To bring these ideas together the CrisisReady team hosted a discussion where over 30 participants came together to identify priorities, resources, and needs around the use of science and technology for risk management. There are several state-of-the-art resources available to countries facing disasters, but these resources often stay under the radar and are not activated. The International Charter: Space and Major Disaster as an example is a venture that includes 17 space agencies and several public and private institutions that make their resources available during emergencies, but as Ricardo Quiroga from NASA’s applied science program tells us, it is rarely used. Rocio Vega, from ESRI Panamá, shared the work that has been done to try to build capacity in the use of geospatial technologies in the region, addressing one of the major roadblocks present in this area.
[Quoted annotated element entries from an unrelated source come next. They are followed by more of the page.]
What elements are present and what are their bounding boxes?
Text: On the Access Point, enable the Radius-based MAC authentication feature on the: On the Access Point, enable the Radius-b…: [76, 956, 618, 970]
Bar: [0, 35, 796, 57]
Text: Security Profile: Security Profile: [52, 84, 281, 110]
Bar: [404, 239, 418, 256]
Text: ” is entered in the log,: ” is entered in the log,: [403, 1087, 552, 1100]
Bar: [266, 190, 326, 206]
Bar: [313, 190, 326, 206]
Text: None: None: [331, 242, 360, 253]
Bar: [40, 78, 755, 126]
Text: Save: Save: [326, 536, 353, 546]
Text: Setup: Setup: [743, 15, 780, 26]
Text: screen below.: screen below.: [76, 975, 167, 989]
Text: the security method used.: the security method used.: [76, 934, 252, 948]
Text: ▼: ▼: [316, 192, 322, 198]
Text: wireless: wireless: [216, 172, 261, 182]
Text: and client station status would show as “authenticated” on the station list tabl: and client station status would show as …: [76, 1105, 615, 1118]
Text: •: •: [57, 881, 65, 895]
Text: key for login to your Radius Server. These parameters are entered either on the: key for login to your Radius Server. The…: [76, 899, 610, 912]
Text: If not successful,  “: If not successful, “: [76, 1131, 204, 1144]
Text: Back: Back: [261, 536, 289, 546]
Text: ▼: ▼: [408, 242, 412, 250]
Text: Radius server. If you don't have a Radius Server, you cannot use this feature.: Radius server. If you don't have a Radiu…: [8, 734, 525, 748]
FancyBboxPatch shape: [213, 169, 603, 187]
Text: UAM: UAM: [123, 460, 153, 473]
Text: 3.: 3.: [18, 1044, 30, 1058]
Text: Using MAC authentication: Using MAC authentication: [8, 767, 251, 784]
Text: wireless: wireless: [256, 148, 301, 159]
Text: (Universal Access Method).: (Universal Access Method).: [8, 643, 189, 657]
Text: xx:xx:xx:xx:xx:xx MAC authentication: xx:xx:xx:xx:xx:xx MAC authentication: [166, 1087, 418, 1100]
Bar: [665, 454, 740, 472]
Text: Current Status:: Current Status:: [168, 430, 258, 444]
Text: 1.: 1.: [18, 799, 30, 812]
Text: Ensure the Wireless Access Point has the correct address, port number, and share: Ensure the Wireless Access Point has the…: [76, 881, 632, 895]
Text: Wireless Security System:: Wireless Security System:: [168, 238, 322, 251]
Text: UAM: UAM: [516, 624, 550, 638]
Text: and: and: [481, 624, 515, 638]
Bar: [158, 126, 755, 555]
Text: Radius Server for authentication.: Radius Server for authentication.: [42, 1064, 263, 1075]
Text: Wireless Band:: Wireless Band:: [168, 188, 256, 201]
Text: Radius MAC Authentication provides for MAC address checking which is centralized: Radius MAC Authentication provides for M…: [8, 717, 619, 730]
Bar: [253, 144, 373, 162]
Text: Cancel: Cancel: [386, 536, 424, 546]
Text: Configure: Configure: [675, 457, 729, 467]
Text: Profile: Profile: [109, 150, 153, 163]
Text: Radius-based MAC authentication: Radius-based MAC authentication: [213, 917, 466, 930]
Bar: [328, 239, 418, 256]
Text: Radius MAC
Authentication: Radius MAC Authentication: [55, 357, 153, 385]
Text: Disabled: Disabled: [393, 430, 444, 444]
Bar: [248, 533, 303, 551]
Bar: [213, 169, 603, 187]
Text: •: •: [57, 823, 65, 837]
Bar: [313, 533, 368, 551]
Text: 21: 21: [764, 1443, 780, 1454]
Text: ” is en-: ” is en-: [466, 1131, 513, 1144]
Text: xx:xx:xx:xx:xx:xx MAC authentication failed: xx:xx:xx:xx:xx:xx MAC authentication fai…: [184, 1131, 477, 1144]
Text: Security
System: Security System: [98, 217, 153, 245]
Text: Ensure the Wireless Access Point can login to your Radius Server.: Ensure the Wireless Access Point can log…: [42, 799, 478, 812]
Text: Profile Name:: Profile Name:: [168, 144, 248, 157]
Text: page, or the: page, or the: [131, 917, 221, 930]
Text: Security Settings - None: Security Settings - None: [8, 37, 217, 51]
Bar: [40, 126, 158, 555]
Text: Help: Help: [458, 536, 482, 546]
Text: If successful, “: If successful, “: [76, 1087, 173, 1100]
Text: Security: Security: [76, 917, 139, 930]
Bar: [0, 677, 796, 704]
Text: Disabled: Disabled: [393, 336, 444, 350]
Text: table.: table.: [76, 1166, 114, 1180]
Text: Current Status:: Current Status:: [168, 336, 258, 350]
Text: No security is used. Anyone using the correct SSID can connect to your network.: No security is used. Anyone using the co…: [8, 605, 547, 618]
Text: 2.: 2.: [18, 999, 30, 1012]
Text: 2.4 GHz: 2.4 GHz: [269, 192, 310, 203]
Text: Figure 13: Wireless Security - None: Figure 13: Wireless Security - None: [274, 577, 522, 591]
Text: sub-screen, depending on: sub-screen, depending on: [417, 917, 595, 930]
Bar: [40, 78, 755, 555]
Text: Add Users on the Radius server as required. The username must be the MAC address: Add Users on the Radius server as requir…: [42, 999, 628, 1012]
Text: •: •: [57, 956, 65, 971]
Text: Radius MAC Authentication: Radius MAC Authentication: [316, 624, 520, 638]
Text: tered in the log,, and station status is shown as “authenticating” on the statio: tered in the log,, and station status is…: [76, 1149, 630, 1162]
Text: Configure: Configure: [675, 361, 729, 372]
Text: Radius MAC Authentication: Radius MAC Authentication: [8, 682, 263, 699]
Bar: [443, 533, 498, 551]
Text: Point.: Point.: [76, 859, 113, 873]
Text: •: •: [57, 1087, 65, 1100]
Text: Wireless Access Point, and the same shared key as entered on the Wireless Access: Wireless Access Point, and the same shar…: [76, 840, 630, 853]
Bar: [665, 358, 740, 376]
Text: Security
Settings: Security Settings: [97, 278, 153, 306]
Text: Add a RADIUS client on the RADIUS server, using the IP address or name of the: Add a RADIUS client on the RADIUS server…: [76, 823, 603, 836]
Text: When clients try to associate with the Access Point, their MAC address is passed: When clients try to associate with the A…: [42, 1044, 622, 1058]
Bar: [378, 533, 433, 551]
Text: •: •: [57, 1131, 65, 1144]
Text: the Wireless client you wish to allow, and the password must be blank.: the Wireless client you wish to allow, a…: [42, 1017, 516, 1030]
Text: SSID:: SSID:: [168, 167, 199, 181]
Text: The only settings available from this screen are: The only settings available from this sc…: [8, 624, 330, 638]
Both the technology and the data are there, but there is a lack of technical capacity and technical management to make adequate use of these resources.
The discussion that followed revolved around three key aspects:
- The need to build networks of collaboration in service of data governance.
- The need to replace data-hunger with data-informed decision-making, and
- The need to take local knowledge generation seriously.
There was agreement that data availability is not an issue, but rather that data acquisition is often prioritized over the careful design of research questions for decision-making. Participants shared the frustration around being overwhelmed by the constant imposition of ever-evolving software and analysis tools, without patient attention to the adoption of such technologies.
This points to the fact that perhaps the barrier to technology adoption by local response teams is not merely an issue of awareness as Ricardo Quiroga suggested, but instead a matter of investing in technical capacity building to bring local actors from technology-users to technology-creators.